September 03, 2008

Star Wars & Feminism

I have wanted to blog more, desperately full of things to write about feminism, Sarah Palin, elections, teaching--but I am left with nothing but a vague weariness when I leave school.

My school is desperately trying to improve, with new schedules, new teacher demands, new rules and regulations--and I am exhausted every day. I simply do not have the energy to do much more than come home and read or knit.

And I have been reading--Mama Cool also gifted me with Madeleine L'Engle's A Circle of Quiet, one of her Crosswicks journals, full of L'Engle insight; for my knitting anniversary I purchased a historical tale of Knitting in America, and I've been learning just what and how they knit in the past. The incredibly tiny gauge and needles and L'Engle's wisdom and honesty are blowing my mind.

And I have been knitting--I've finished my Queen Bee hat, so it's just waiting for buttons; I'm knitting in circles on my plain socks, and I tried to wind up my Plain & Fancy yarn for a lovely scarf last night, but tangles ensued.

So, I'll leave you with a Star Wars feminist thought: as I watched A New Hope last night (Han Shot First!), I realized that to Obi-Wan and Yoda, Leia was more important. Think about it--she was much more protected, having been adopted, sent to a completely foreign to Darth planet, and having no name connection to him. Meanwhile, Luke's last name was Skywalker, and he was hanging around Tatooine with Darth's step-brother. Maybe this is interesting, or maybe when watching a movie for the billionth time you lose all sense of reality. (This also happens to me when I read Romeo and Juliet.)

So, can America handle a regular gal as VP? Can you be a conservative and a feminist at the same time? Have you ever read and loved a L'Engle book? Is Leia more important to the rebellion?


The Coach said...

Don't forget that Luke was shadowed his whole life by Obi-Wan; Obi-Wan wasn't hanging out in the desert because he liked being seen as a crotchety old guy. He was purposed (can I really use that as a verb?) to watch Luke and ensure his safety. Perhaps the classical hero archetype is too male-focused/mysogynistic (or both), but it seems that Luke is the one who has to follow the seemingly unprotected path to bring balance to the force and, consequently, the galaxy.

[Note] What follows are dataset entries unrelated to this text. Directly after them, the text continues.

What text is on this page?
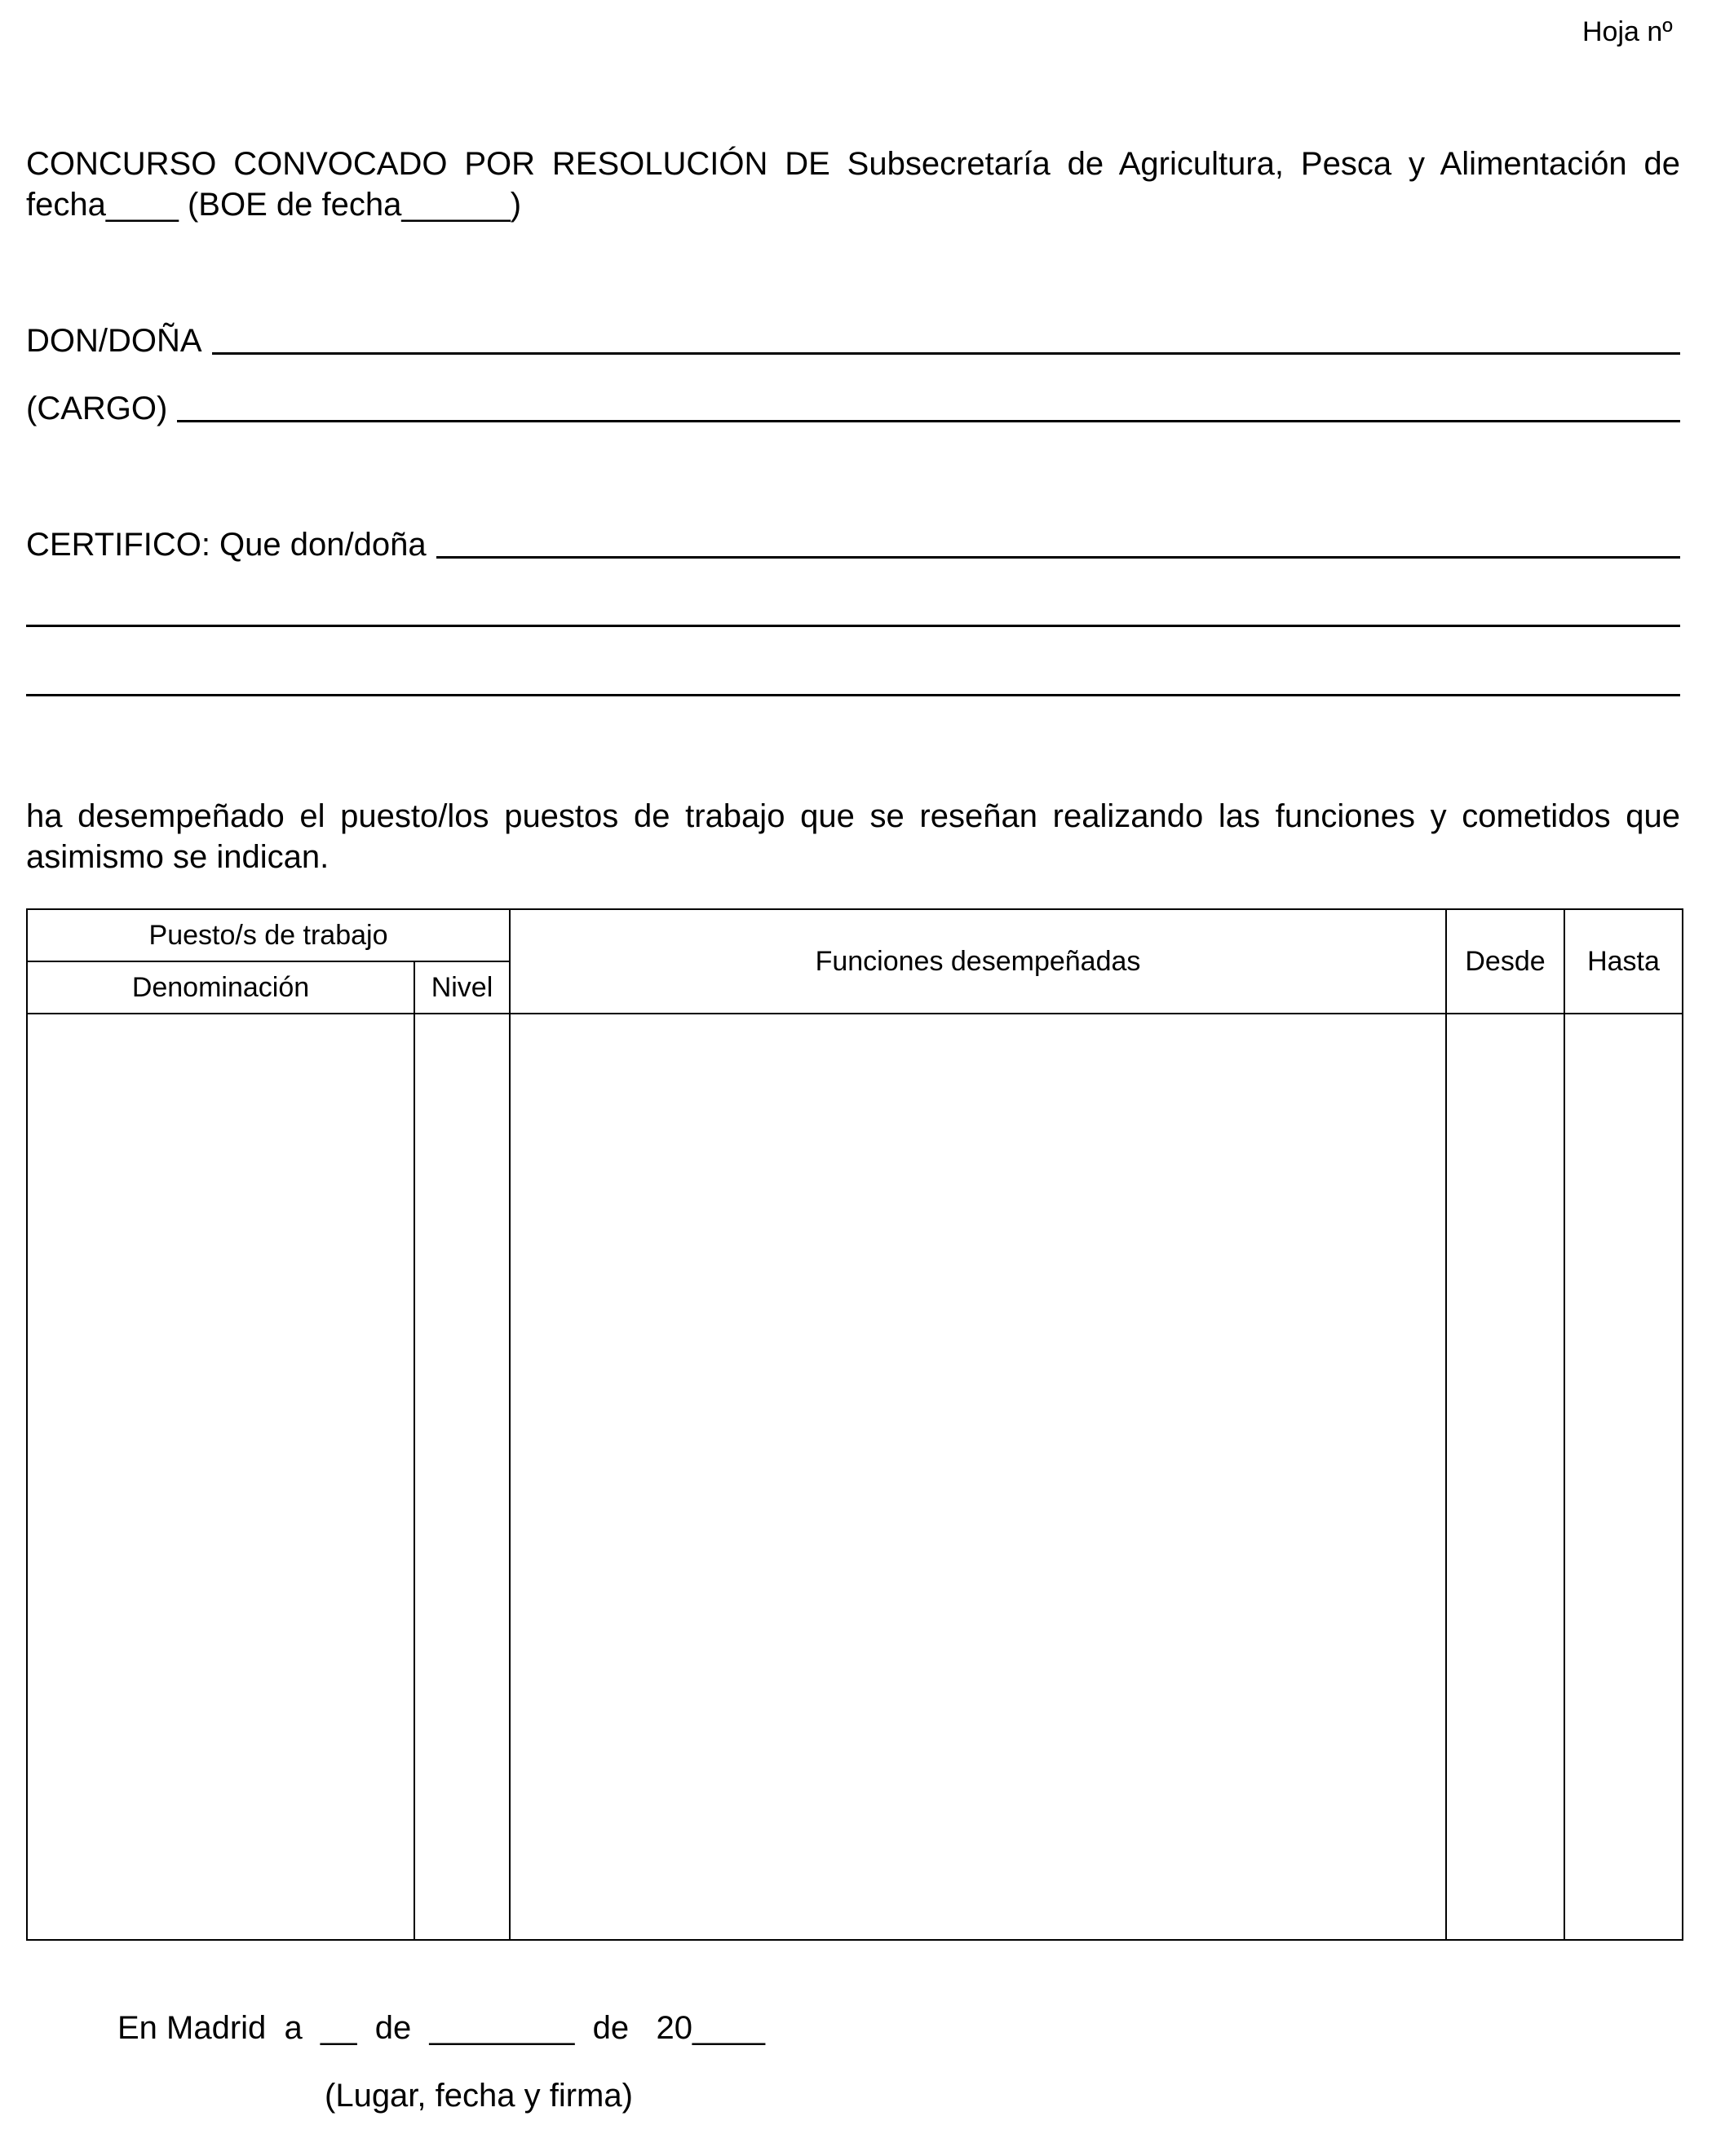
Hoja nº
CONCURSO CONVOCADO POR RESOLUCIÓN DE Subsecretaría de Agricultura, Pesca y Alimentación de
fecha____ (BOE de fecha______)
DON/DOÑA
(CARGO)
CERTIFICO: Que don/doña
ha desempeñado el puesto/los puestos de trabajo que se reseñan realizando las funciones y cometidos que
asimismo se indican.
Puesto/s de trabajo		Funciones desempeñadas	Desde	Hasta
Denominación	Nivel			

En Madrid  a  __  de  ________  de   20____
(Lugar, fecha y firma)
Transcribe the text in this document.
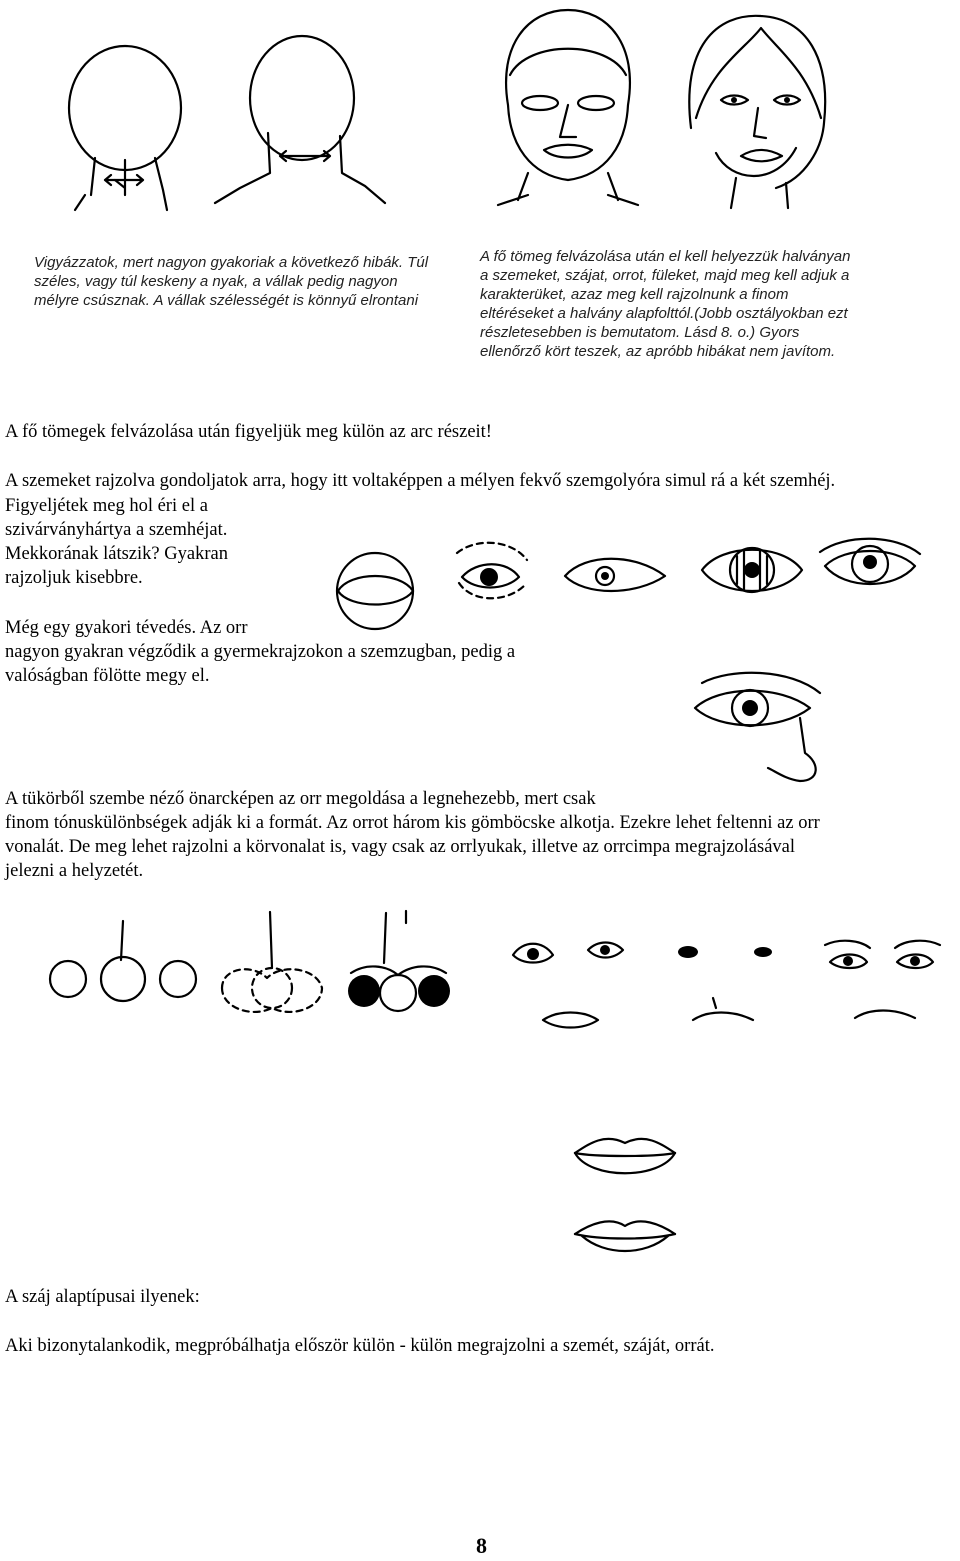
Vigyázzatok, mert nagyon gyakoriak a következő hibák. Túl széles, vagy túl keskeny a nyak, a vállak pedig nagyon mélyre csúsznak. A vállak szélességét is könnyű elrontani

A fő tömeg felvázolása után el kell helyezzük halványan a szemeket, szájat, orrot, füleket, majd meg kell adjuk a karakterüket, azaz meg kell rajzolnunk a finom eltéréseket a halvány alapfolttól.(Jobb osztályokban ezt részletesebben is bemutatom. Lásd 8. o.) Gyors ellenőrző kört teszek, az apróbb hibákat nem javítom.

A fő tömegek felvázolása után figyeljük meg külön az arc részeit!

A szemeket rajzolva gondoljatok arra, hogy itt voltaképpen a mélyen fekvő szemgolyóra simul rá a két szemhéj.

Figyeljétek meg hol éri el a
szivárványhártya a szemhéjat.
Mekkorának látszik? Gyakran
rajzoljuk kisebbre.

Még egy gyakori tévedés. Az orr
nagyon gyakran végződik a gyermekrajzokon a szemzugban, pedig a
valóságban fölötte megy el.

A tükörből szembe néző önarcképen az orr megoldása a legnehezebb, mert csak
finom tónuskülönbségek adják ki a formát. Az orrot három kis gömböcske alkotja. Ezekre lehet feltenni az orr
vonalát. De meg lehet rajzolni a körvonalat is, vagy csak az orrlyukak, illetve az orrcimpa megrajzolásával
jelezni a helyzetét.

A száj alaptípusai ilyenek:

Aki bizonytalankodik, megpróbálhatja először külön - külön megrajzolni a szemét, száját, orrát.

8
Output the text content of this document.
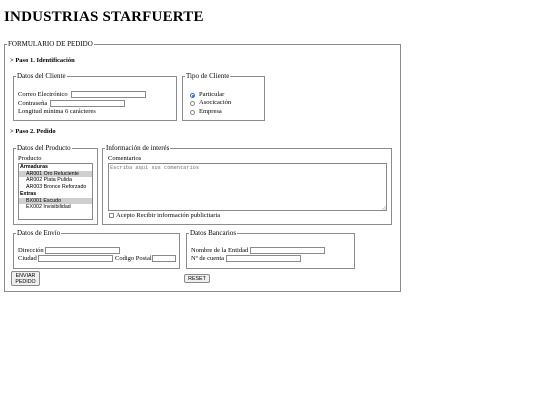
INDUSTRIAS STARFUERTE
FORMULARIO DE PEDIDO
> Paso 1. Identificación
Datos del Cliente
Correo Electrónico
Contraseña
Longitud mínima 6 carácteres
Tipo de Cliente
Particular
Asocicación
Empresa
> Paso 2. Pedido
Datos del Producto
Producto
Armaduras
AR001 Oro Reluciente
AR002 Plata Pulida
AR003 Bronce Reforzado
Extras
BX001 Escudo
EX002 Invisibilidad
Información de interés
Comentarios
Escriba aquí sus comentarios
Acepto Recibir información publicitaria
Datos de Envío
Dirección
Ciudad	Codigo Postal
Datos Bancarios
Nombre de la Entidad
Nº de cuenta
ENVIAR
PEDIDO	RESET
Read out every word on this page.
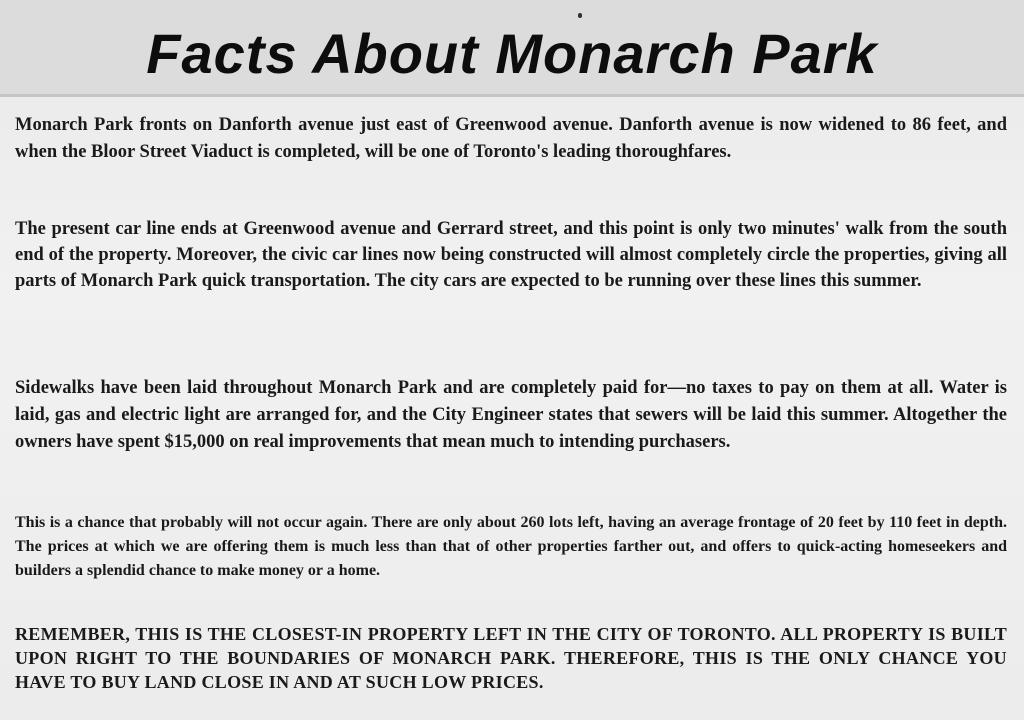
Facts About Monarch Park
Monarch Park fronts on Danforth avenue just east of Greenwood avenue. Danforth avenue is now widened to 86 feet, and when the Bloor Street Viaduct is completed, will be one of Toronto's leading thoroughfares.
The present car line ends at Greenwood avenue and Gerrard street, and this point is only two minutes' walk from the south end of the property. Moreover, the civic car lines now being constructed will almost completely circle the properties, giving all parts of Monarch Park quick transportation. The city cars are expected to be running over these lines this summer.
Sidewalks have been laid throughout Monarch Park and are completely paid for—no taxes to pay on them at all. Water is laid, gas and electric light are arranged for, and the City Engineer states that sewers will be laid this summer. Altogether the owners have spent $15,000 on real improvements that mean much to intending purchasers.
This is a chance that probably will not occur again. There are only about 260 lots left, having an average frontage of 20 feet by 110 feet in depth. The prices at which we are offering them is much less than that of other properties farther out, and offers to quick-acting homeseekers and builders a splendid chance to make money or a home.
REMEMBER, THIS IS THE CLOSEST-IN PROPERTY LEFT IN THE CITY OF TORONTO. ALL PROPERTY IS BUILT UPON RIGHT TO THE BOUNDARIES OF MONARCH PARK. THEREFORE, THIS IS THE ONLY CHANCE YOU HAVE TO BUY LAND CLOSE IN AND AT SUCH LOW PRICES.
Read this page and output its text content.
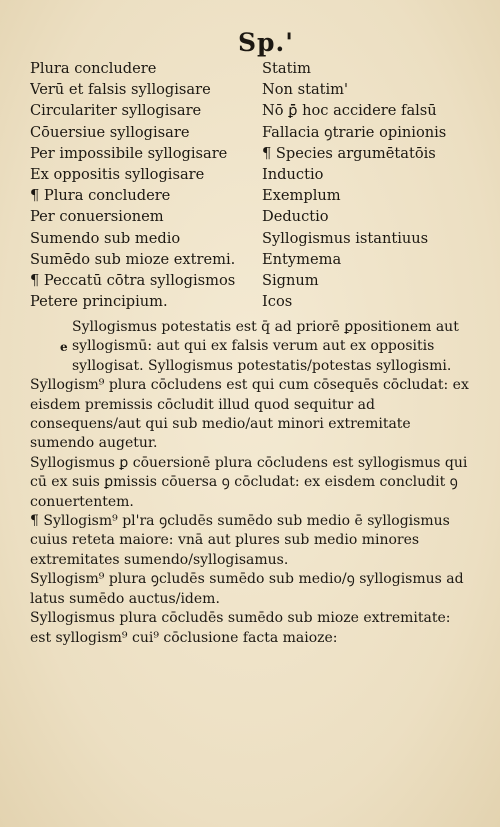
Sp.'
Plura concludere
Verū et falsis syllogisare
Circulariter syllogisare
Cōuersiue syllogisare
Per impossibile syllogisare
Ex oppositis syllogisare
¶ Plura concludere
Per conuersionem
Sumendo sub medio
Sumēdo sub mioze extremi.
¶ Peccatū cōtra syllogismos
Petere principium.
Statim
Non statim'
Nō ꝑ̄ hoc accidere falsū
Fallacia ꝯtrarie opinionis
¶ Species argumētatōis
Inductio
Exemplum
Deductio
Syllogismus istantiuus
Entymema
Signum
Icos
e

Syllogismus potestatis est q̄ ad priorē ꝑpositionem aut syllogismū: aut qui ex falsis verum aut ex oppositis syllogisat. Syllogismus potestatis/potestas syllogismi.

Syllogism⁹ plura cōcludens est qui cum cōsequēs cōcludat: ex eisdem premissis cōcludit illud quod sequitur ad consequens/aut qui sub medio/aut minori extremitate sumendo augetur.

Syllogismus ꝑ cōuersionē plura cōcludens est syllogismus qui cū ex suis ꝑmissis cōuersa ꝯ cōcludat: ex eisdem concludit ꝯ conuertentem.

¶ Syllogism⁹ pl'ra ꝯcludēs sumēdo sub medio ē syllogismus cuius reteta maiore: vnā aut plures sub medio minores extremitates sumendo/syllogisamus.

Syllogism⁹ plura ꝯcludēs sumēdo sub medio/ꝯ syllogismus ad latus sumēdo auctus/idem.

Syllogismus plura cōcludēs sumēdo sub mioze extremitate: est syllogism⁹ cui⁹ cōclusione facta maioze:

Also, I want one of those new bumper stickers: Coldest State/Hottest Governor.

Amanda said...

Ha--I love those bumper stickers! Very fun. I agree with you about Obi-Wan, but his hanging around also makes him more vulnerable on some level. I doubt Darth would be fooled by the whole "Ben Kenobi" deception. He was indeed purposed to watch Luke, and I guess my advanced argument would be that Obi-Wan considers him the key, and so he becomes it, but perhaps Yoda was just waiting for Leia to show up?